Hiçbir şey yapamıyordu Tamerlan. Sokakta koşuyordu. Sanki bir şeyden kaçıyor gibiydi. Etraftaki insanlar ise onu hayretle izliyorlardı ve içlerinden türlü türlü şeyler geçiriyorlardı. Ne olmuştu acaba? En fazla yirmi beş yaşında olan genç bir adam neden koşuyordu sokaklarda? Acaba votkayı mı fazla kaçırmıştı?
Hayır, votkayı fazla kaçırsa koşmayı bırak, hareket bile edemez, olduğu yere yığılır kalırdı. Rusya’daki özerk cumhuriyetlerden biri olan Tataristan’da alkol sadece belirli kişiler tarafından tüketilse bile halkın büyük çoğunluğu, alkolün etkilerinden haberdardı. O yüzden görenler, bunun votka veya başka bir alkollü içkiden dolayı olamayacağını anlamışlardı.
Tamerlan acı çekiyordu. Kimsenin onu anlaması mümkün değildi. Dışarıdan nasıl göründüğü ise umrunda bile değildi Tamerlan’ın. Onun şu an dünyası yanıyordu ve söndüren de yoktu. Söndürebilecek tek kişi ise, yangını başlatan kişiydi.
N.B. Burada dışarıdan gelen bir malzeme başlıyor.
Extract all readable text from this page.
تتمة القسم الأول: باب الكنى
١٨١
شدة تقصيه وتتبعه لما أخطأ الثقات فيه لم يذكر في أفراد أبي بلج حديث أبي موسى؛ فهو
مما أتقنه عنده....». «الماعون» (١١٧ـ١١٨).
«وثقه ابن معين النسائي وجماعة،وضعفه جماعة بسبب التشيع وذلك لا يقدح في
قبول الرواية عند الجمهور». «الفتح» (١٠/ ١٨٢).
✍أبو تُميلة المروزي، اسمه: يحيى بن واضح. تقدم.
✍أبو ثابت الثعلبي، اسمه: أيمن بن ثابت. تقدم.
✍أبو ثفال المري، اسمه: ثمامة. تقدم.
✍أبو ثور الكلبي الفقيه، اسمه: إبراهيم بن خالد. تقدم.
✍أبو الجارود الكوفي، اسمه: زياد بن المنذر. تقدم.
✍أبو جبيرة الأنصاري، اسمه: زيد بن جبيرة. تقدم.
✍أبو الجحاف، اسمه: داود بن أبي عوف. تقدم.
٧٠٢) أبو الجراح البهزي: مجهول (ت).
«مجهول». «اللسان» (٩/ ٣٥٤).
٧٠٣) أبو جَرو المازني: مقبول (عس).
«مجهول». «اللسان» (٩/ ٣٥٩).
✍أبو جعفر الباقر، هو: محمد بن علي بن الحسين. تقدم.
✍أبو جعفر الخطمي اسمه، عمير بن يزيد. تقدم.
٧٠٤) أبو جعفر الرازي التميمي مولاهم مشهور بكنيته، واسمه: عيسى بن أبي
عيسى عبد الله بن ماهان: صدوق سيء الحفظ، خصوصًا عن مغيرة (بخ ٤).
Yolda çiçek satan Ukraynalı bir yaşlı kadın onu durdurdu, “Oğlum, kedinin başına bir şey mi geldi ("Karadeniz'de gemilerin mi battı?" deyiminin Rus kültüründeki versiyonu)?” Tamerlan, konuşamadı. Konuşmak için kendini zorladı, ağzını açtığı anda yaşlar boşaldı gözlerinden. Ağlamaya başladı. Ona hep erkeklerin ağlamayacağını söylemişlerdi ama o, artık dayanamamıştı. Kimsenin ne düşüneceği umrunda değildi, onun için kıyametler kopuyordu.
Kadın onun bu hâline çok üzüldü. Yine de belli etmemeye çalışıyordu. Onların kültüründe bu çok yaygındı çünkü. Yanlış anlaşılabilirdi.
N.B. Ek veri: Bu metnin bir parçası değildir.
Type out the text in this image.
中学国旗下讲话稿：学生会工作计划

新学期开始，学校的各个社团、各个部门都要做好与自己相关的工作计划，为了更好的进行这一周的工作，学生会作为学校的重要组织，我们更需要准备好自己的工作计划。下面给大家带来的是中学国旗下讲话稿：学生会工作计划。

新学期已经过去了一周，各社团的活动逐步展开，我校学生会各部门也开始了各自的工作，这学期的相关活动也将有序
“Gitmem lazım,” dedi Tamerlan, zorlukla. “Buralardan gitmem lazım.” Kadın daha da şaşırarak sordu, “Ama neden?” Sonra şüpheyle baktı Tamerlan’a, “Elin yüzün de düzgün. Ayartıya kapılıp ("Şeytana uymak" deyiminin Rus kültüründeki versiyonu") bir suç mu işledin yoksa?” Tamerlan’ın ela gözleri açıldı, “Hayır, asla,” dedi. “İşte, ayartıya kapılmamak için buralardan gitmem lazım.”
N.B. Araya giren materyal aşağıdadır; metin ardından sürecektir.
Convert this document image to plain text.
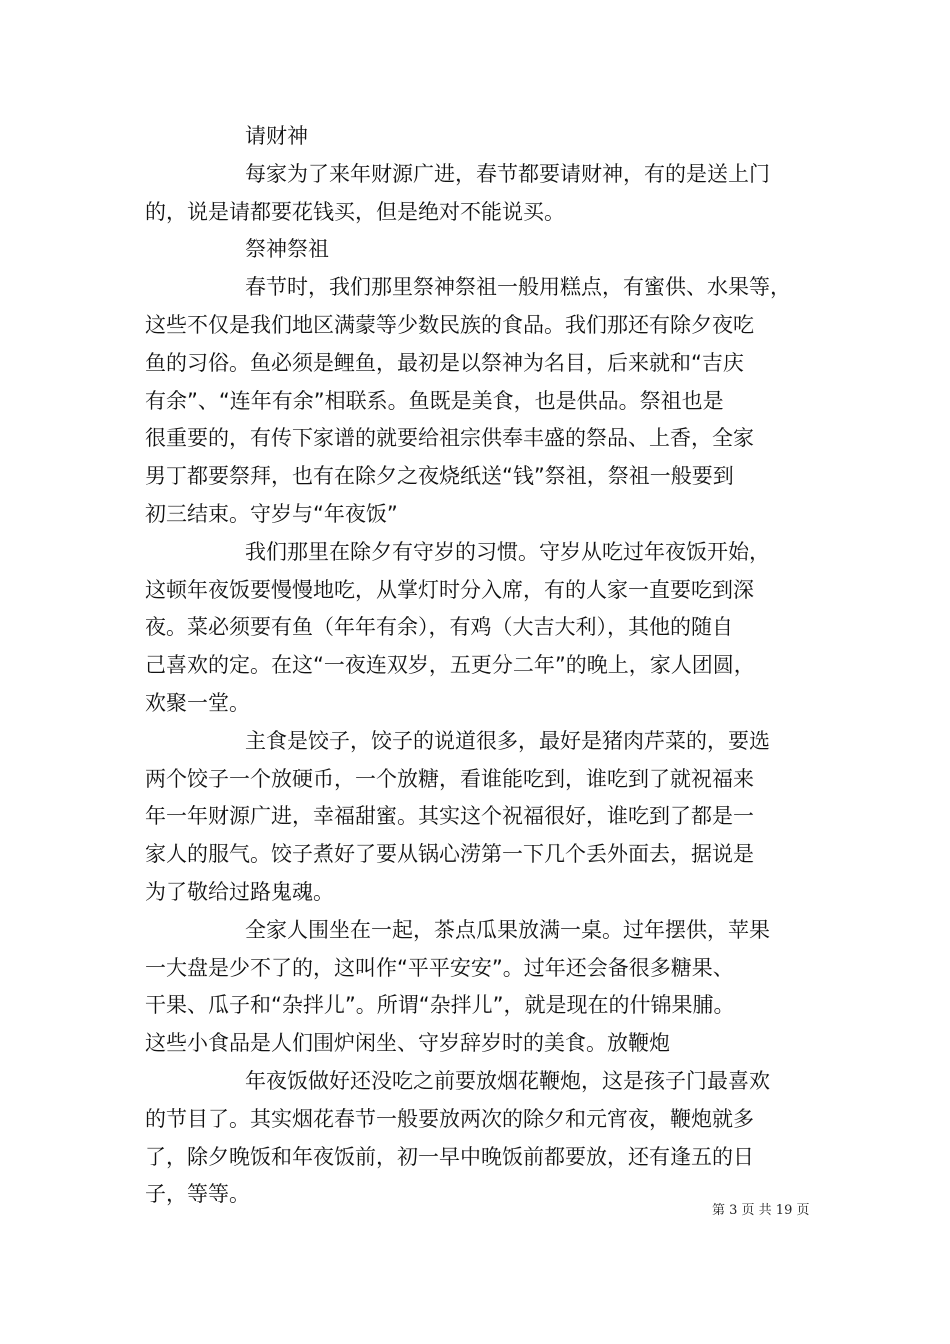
请财神
每家为了来年财源广进，春节都要请财神，有的是送上门
的，说是请都要花钱买，但是绝对不能说买。
祭神祭祖
春节时，我们那里祭神祭祖一般用糕点，有蜜供、水果等，
这些不仅是我们地区满蒙等少数民族的食品。我们那还有除夕夜吃
鱼的习俗。鱼必须是鲤鱼，最初是以祭神为名目，后来就和“吉庆
有余”、“连年有余”相联系。鱼既是美食，也是供品。祭祖也是
很重要的，有传下家谱的就要给祖宗供奉丰盛的祭品、上香，全家
男丁都要祭拜，也有在除夕之夜烧纸送“钱”祭祖，祭祖一般要到
初三结束。守岁与“年夜饭”
我们那里在除夕有守岁的习惯。守岁从吃过年夜饭开始，
这顿年夜饭要慢慢地吃，从掌灯时分入席，有的人家一直要吃到深
夜。菜必须要有鱼（年年有余），有鸡（大吉大利），其他的随自
己喜欢的定。在这“一夜连双岁，五更分二年”的晚上，家人团圆，
欢聚一堂。
主食是饺子，饺子的说道很多，最好是猪肉芹菜的，要选
两个饺子一个放硬币，一个放糖，看谁能吃到，谁吃到了就祝福来
年一年财源广进，幸福甜蜜。其实这个祝福很好，谁吃到了都是一
家人的服气。饺子煮好了要从锅心涝第一下几个丢外面去，据说是
为了敬给过路鬼魂。
全家人围坐在一起，茶点瓜果放满一桌。过年摆供，苹果
一大盘是少不了的，这叫作“平平安安”。过年还会备很多糖果、
干果、瓜子和“杂拌儿”。所谓“杂拌儿”，就是现在的什锦果脯。
这些小食品是人们围炉闲坐、守岁辞岁时的美食。放鞭炮
年夜饭做好还没吃之前要放烟花鞭炮，这是孩子门最喜欢
的节目了。其实烟花春节一般要放两次的除夕和元宵夜，鞭炮就多
了，除夕晚饭和年夜饭前，初一早中晚饭前都要放，还有逢五的日
子，等等。
第 3 页 共 19 页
Sevgilisi Kristina ile yolları ayrılmıştı Tamerlan’ın. Tabii ki bu, olabilecek bir şeydi fakat olabilecek en kötü şekilde yollar ayrılmıştı. Tamerlan, hayatında kimseden işitmediği berbat lafları işitmişti sevdiği kadından. İstenmediği yüzüne açık açık söylenmiş, evdeki artık istenmeyen bir eşya gibi kapının önüne konulmuştu resmen. Kendisini savunmasına bile izin verilmemişti. Normalde ona korona aşısını bulmuş gibi bakan insan, virüsü bulmuş gibi bakmaya başlamıştı, onu kendinden aşağı görür olmuştu. Bunu da her fırsatta gösteriyordu. Ne var ki bu durum doğal olarak Tamerlan’ı çok kötü etkilemişti. Kendisine olan saygısını yitirmiş, aynalara bile bakamaz olmuştu.
Acaba ne için yollar ayrılmıştı? Yerini bir başkası mı almıştı? Eğer yerini başkası aldıysa, neden yetersizdi? Bu, daha farklı bir şekilde olamaz mıydı?
Sorular, sorular, cevabı gelmeyen sorular...
Ne olursa olsun, bunu hak etmediğini biliyordu. Şimdi ise oturdukları apartmana gidiyordu. Bu şekilde bir hareketten sonra onunla komşu olamazdı. Ayrıca biliyordu ki, bu olaydan sonra artık ülkede duramazdı. Dünyanın en büyük yüzölçümüne sahip olan ülke, ona dar geliyordu. Yapabilse, gezegen bile değiştirirdi ama tabii ki bu mümkün değildi.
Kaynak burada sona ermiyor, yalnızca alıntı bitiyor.